Donald J. Trump has made plenty of shocking statements in his campaign for president, but the advice he gave in an interview Tuesday surprised in a different way. Trump said he "got out" of the stock market and urged Americans to abandon equities in their 401(k) accounts, noting that the Federal Reserve's historically low interest rates have pushed stocks to lofty valuations. He predicted markets will fall, though he added they would "go great" if he were elected three months from now.
Trump is absolutely correct that stock valuations look rich, and he isn't alone in suggesting stock prices could fall. Goldman Sachs issued its own report on Sunday suggesting investors pare back their exposure to stocks, blaming global uncertainty and the risk of "shocks" such as a recent coup attempt in Turkey.
But discouraging working people from investing in stocks for the long haul is discouraging them from taking advantage of one of the few ways they stand a chance of getting ahead. Wealthy people like Trump have easier access to stock-market alternatives from private-equity to real estate, while people with less are likely to park un-invested savings in bank accounts and CDs that earn them next to nothing.
Investing regularly in a diversified portfolio including publicly traded stocks is the best way for middle-class, working people to build wealth, prepare for retirement and potentially leave something for their kids. Attempting to accomplish this by timing the market is almost always a money-losing proposition.

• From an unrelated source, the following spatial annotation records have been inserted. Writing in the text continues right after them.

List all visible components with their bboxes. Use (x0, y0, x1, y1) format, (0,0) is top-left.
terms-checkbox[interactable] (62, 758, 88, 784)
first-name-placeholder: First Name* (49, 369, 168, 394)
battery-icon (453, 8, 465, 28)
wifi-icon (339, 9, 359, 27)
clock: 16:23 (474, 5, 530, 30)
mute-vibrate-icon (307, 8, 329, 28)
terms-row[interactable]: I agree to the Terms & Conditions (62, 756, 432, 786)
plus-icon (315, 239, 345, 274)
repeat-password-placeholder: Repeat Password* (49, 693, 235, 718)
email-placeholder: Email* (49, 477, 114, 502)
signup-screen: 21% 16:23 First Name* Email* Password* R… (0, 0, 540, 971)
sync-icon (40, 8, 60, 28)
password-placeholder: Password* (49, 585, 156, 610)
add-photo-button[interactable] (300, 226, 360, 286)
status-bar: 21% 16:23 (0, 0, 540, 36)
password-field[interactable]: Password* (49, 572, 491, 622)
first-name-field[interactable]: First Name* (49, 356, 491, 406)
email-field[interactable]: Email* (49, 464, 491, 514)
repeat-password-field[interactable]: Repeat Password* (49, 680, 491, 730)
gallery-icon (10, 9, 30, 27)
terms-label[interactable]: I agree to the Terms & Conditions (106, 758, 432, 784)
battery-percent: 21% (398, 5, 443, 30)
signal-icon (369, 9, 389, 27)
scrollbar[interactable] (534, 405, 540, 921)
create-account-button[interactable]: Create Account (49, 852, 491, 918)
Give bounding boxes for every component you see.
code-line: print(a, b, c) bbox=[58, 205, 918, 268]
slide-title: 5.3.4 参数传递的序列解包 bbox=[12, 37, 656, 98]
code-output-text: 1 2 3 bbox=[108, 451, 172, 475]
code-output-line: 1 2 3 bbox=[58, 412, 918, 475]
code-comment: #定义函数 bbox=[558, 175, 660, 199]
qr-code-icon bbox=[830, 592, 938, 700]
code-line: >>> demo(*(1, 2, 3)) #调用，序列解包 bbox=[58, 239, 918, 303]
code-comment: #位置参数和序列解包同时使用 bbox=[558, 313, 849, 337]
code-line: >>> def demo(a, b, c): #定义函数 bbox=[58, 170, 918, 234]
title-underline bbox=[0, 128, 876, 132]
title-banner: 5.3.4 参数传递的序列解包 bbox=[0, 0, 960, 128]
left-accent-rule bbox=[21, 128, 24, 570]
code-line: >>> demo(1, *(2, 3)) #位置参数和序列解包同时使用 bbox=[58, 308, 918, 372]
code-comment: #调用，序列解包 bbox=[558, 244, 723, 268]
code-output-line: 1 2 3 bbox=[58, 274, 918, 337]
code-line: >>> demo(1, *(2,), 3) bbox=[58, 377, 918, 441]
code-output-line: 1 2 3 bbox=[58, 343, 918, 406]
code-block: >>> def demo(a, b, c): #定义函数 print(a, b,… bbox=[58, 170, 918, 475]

Trump, a real estate investor who admits he's never put much money into the stock market, nonetheless likes to present himself as an insider who knows how the system works. What he's really doing is pushing a Wall Street-friendly mantra: The more retail investors try to time the market, the more profit flows to Wall Street, which is built on transaction fees. Those fees from trading are a big reason studies show the average investor underperforms the S&P 500 index.
Retail investors would be better served to follow the advice of investing legend Warren Buffett (a recent critic of Trump's presidential run, and view stocks as small shares in productive businesses. Invest in those businesses regularly, via low-cost index funds, and reinvest the dividends. Add to your nest egg in good markets and bad, smoothing out unpredictable swings on Wall Street. The strategy has paid off handsomely for long-term investors, who have enjoyed a historical average return in the range of 7 percent per year--massively better than today's most generous savings-account rates of just above 1 percent.
Meantime, fearful investors who sold at the Great Recession lows in 2009 missed out on a return of more than 200 percent, or about 17 percent per year with dividends reinvested. Those who instead invested in gold at the market's nadir would have earned an annualized 5 percent per year.
Why did Trump advise his supporters sell stocks? It's possible he genuinely wants to help them avoid losses, and sees equities as over-valued. Plus, many Wall Street prognosticators have warned stock markets could tank if Trump's bid for the White House gains momentum.
On the other hand, Trump may again be looking out for Trump. The stock market's performance in the three months prior to a presidential election almost always predicts the election result: When markets gain, the incumbent party wins; when it falls, the challenger prevails. In other words, Trump may just be talking his own book.